Integrating Neural Differential Forecasting with Safe Reinforcement Learning for Blood Glucose Regulation
Yushen Liu, Yanfu Zhang, Xugui Zhou
TL;DR
The paper tackles safe, personalized automated insulin dosing for Type 1 Diabetes under meal uncertainty. It introduces TSODE, a safety-aware controller that combines Thompson Sampling reinforcement learning with a NeuralODE forecaster and a conformal safety layer to predict short-term glucose trajectories and certify each action. In the UVa/Padova simulator, TSODE achieves 87.9% time-in-range with low hypoglycemia and demonstrates strong generalization to unseen patients. Overall, the work shows that probabilistic safety filtering integrated with adaptive dosing can deliver robust, interpretable closed-loop glucose control with meaningful clinical impact.
Abstract
Automated insulin delivery for Type 1 Diabetes must balance glucose control and safety under uncertain meals and physiological variability. While reinforcement learning (RL) enables adaptive personalization, existing approaches struggle to simultaneously guarantee safety, leaving a gap in achieving both personalized and risk-aware glucose control, such as overdosing before meals or stacking corrections.
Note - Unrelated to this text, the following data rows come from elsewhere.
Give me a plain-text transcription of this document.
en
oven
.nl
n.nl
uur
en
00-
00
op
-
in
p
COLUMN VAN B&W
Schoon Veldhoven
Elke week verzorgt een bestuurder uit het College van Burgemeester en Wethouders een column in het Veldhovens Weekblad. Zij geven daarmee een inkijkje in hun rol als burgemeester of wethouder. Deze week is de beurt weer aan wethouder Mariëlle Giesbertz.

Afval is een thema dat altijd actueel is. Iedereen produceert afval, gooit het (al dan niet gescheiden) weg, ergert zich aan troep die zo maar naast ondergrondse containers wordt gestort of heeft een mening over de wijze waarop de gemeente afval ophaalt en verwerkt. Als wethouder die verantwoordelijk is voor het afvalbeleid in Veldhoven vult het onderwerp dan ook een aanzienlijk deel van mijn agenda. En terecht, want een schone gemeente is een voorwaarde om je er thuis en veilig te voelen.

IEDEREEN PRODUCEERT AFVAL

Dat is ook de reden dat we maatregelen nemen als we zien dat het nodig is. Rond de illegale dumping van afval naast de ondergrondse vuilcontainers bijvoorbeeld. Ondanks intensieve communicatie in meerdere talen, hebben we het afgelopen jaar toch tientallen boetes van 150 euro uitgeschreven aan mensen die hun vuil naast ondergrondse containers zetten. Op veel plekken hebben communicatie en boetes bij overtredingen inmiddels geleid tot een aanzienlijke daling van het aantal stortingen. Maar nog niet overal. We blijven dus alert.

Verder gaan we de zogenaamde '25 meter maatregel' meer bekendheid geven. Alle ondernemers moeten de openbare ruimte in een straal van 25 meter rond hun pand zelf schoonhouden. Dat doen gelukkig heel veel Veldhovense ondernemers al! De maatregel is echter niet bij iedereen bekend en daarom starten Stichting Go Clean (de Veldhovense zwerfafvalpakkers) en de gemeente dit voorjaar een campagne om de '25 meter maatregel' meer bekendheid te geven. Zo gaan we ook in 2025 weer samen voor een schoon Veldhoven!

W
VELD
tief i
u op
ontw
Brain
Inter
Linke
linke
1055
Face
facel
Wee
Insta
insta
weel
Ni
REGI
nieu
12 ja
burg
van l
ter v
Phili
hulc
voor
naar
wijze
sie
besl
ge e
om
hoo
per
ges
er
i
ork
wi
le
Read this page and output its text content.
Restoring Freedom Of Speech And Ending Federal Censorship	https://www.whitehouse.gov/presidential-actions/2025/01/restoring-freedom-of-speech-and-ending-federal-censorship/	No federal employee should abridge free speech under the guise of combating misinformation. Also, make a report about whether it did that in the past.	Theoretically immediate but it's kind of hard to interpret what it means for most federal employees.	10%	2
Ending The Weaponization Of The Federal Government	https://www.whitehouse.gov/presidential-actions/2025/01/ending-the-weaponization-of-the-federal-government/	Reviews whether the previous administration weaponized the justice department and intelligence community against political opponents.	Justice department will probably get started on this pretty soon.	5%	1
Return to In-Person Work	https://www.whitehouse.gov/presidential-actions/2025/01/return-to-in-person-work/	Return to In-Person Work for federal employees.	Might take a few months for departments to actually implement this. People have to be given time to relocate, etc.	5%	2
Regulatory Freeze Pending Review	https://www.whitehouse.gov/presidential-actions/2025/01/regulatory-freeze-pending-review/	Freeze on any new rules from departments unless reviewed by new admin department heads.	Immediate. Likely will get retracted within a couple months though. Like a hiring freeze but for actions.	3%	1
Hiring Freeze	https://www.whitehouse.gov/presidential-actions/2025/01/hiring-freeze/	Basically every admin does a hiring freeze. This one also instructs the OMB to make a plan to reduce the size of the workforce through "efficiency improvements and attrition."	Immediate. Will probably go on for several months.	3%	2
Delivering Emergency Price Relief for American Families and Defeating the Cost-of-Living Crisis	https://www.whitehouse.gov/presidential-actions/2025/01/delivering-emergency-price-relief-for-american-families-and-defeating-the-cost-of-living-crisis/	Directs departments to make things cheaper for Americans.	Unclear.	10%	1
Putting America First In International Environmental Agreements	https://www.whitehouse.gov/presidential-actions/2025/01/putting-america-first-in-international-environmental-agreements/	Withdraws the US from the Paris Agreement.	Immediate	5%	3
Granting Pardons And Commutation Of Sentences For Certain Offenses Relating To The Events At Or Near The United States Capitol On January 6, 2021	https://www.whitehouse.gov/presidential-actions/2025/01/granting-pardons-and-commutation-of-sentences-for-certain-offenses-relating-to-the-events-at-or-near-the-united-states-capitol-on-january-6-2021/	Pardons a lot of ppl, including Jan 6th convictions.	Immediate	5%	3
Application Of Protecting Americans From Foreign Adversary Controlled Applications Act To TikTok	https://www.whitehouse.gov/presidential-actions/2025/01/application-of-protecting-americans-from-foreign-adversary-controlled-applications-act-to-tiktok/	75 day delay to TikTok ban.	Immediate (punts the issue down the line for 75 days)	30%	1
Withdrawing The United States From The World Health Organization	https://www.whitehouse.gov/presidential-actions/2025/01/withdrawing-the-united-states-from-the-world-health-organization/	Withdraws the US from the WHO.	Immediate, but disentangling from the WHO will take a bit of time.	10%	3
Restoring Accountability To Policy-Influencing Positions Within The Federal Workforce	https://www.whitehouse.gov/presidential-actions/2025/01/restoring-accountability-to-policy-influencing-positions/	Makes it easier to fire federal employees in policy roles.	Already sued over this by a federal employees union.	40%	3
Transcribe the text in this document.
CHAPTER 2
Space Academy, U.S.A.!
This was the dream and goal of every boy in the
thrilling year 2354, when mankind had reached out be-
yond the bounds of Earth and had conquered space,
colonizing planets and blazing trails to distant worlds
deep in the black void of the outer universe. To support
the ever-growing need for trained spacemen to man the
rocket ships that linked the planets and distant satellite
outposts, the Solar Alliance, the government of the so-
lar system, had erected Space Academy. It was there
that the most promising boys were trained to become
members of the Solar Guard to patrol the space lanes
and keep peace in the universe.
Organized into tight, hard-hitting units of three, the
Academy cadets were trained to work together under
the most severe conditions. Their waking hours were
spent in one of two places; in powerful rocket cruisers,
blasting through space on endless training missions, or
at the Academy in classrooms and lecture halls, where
To bridge this gap, we propose TSODE, a safety-aware controller that integrates Thompson Sampling RL with a Neural Ordinary Differential Equation (NeuralODE) forecaster to address this challenge. Specifically, the NeuralODE predicts short-term glucose trajectories conditioned on proposed insulin doses, while a conformal calibration layer quantifies predictive uncertainty to reject or scale risky actions. In the FDA-approved UVa/Padova simulator (adult cohort), TSODE achieved 87.9% time-in-range with less than 10% time below 70 mg/dL, outperforming relevant baselines. These results demonstrate that integrating adaptive RL with calibrated NeuralODE forecasting enables interpretable, safe, and robust glucose regulation.